A parade of naval vessels and square-rigged sailing ships made their way on Tuesday up the Mississippi River to New Orleans under threatening skies, kicking off a national bicentennial commemoration of U.S. victory in the War of 1812.

Often called the second War of Independence, the conflict is best known because much of Washington, including the White House, was burned by the British before the United States prevailed.

On Tuesday, Coast Guard helicopters hovered low above the river as the boom of a cannon and pops from a 21-gun salute by Navy seamen greeted three majestic tall ships. They included the U.S. Coast Guard Barque Eagle, and six modern military vessels entering the Port of New Orleans.

The vessels will be open for public tours through April 23 as part of New Orleans Navy Week, before traveling to New York; Norfolk, Virginia; Baltimore; Boston; and New London, Connecticut. Events to commemorate the war are planned in Milwaukee, Chicago, Cleveland and Toledo, Ohio; Detroit, and Buffalo, New York.

In the war American forces, with its small naval fleet, prevailed against the British and the vaunted Royal Navy. The victory was instrumental in establishing the United States as a formidable military force and solidified the country’s claim to the Louisiana Purchase, effectively doubling the size of the nation.

It might seem strange that the United States began its commemorations in New Orleans, the site of the war’s final battle in 1815.

“It’s only fitting that we begin the bicentennial commemoration of the War of 1812 in New Orleans to honor the exceptional war fighters, history and traditions that emerged during this battle and laid the foundation for today’s versatile naval force,” said Rear Admiral Ann Claire Phillips.

Though it came to a close near the Gulf Coast, the war in which the United States sought to end Great Britain’s interference in U.S. trade relations and internal affairs began to the north, with Americans battling both British and Native American forces in the Great Lakes area of the Canadian border and along the Atlantic coast.


On a cloudy, windy day in August 1812, according to the Naval History & Heritage Command, the U.S. Frigate Constitution devastated the British Royal Navy’s HMS Guerriere off Nova Scotia, in the first of several American victories at sea.

The United States suffered its share of defeats along the way, with Americans suffering heavy losses at Fort Detroit. Much of Washington – including the White House – was burned.
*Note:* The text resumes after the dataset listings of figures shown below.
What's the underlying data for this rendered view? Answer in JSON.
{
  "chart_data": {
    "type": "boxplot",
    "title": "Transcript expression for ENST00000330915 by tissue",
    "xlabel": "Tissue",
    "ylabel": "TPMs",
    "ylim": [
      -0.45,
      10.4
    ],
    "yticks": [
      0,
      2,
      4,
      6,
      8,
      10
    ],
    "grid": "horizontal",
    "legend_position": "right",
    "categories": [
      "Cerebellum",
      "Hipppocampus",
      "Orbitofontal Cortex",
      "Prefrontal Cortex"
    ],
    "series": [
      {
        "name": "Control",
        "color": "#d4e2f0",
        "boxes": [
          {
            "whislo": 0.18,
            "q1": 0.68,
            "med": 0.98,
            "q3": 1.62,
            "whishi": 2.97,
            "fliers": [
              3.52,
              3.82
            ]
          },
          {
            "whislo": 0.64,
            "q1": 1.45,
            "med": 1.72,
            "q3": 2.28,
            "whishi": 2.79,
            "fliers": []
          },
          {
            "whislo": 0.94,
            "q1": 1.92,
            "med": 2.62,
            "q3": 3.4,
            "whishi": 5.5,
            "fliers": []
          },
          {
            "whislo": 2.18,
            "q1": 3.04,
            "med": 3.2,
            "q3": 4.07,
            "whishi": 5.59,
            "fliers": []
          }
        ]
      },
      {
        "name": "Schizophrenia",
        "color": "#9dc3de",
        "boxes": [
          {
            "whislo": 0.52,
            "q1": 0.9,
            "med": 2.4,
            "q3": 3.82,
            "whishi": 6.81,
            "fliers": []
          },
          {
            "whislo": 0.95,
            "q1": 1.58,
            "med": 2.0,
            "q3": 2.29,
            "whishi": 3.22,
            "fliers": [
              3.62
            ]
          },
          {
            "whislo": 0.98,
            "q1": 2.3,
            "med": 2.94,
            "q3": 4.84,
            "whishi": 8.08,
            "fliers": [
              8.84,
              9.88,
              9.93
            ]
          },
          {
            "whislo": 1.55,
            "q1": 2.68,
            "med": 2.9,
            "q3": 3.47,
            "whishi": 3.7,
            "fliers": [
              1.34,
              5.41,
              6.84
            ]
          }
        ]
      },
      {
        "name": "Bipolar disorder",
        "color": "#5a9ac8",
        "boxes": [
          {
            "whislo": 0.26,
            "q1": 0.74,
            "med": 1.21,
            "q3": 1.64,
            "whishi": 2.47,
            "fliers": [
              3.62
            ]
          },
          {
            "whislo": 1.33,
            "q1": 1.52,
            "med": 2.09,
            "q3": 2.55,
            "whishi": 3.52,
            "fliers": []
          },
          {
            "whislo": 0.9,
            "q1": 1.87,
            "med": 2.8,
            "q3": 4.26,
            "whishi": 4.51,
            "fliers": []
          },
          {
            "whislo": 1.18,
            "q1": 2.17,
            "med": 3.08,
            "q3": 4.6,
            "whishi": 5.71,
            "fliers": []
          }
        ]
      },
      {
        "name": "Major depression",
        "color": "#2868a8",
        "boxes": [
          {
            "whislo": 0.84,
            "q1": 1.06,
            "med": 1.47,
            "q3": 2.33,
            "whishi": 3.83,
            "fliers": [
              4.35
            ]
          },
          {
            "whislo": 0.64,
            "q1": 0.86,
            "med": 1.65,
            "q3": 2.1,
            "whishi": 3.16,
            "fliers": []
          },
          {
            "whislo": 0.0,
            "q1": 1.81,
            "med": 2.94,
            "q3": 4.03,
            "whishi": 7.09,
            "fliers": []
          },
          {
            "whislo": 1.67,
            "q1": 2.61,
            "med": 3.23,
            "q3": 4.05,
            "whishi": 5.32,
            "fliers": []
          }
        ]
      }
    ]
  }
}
But Americans prevailed in major battles at Lake Erie and Lake Champlain, and a turning point was a victory in the Battle of Baltimore – when Francis Scott Key composed “The Star-Spangled Banner.” The bloody battle in New Orleans in January 1815 – fought weeks after a peace treaty was signed but not ratified by the respective governments – solidified the young nation’s stature.

The war had been unpopular among many citizens, particularly in New England, and talk of secession surfaced at the Hartford Convention in December 1814. But as word spread that Major General Andrew Jackson’s troops and militiamen had prevailed in a land battle along the Mississippi River, celebrations erupted along the Atlantic Seaboard, said Jason Wiese, assistant research director at the Historic New Orleans Collection.

“The victory had a galvanizing effect on the whole country,” Wiese said. “The aftermath of the War of 1812 is when you first begin to see a cohesive sense of national identity.”

The war’s final battle also changed the nation’s view of New Orleans, having seen the city as “exotic” and separate because of its European and African cultural roots, said Tulane University professor Lawrence Powell, author of the new book “The Accidental City: Improvising New Orleans.”

“After that battle, the city was viewed as recognizably American, even though it was different,” he said.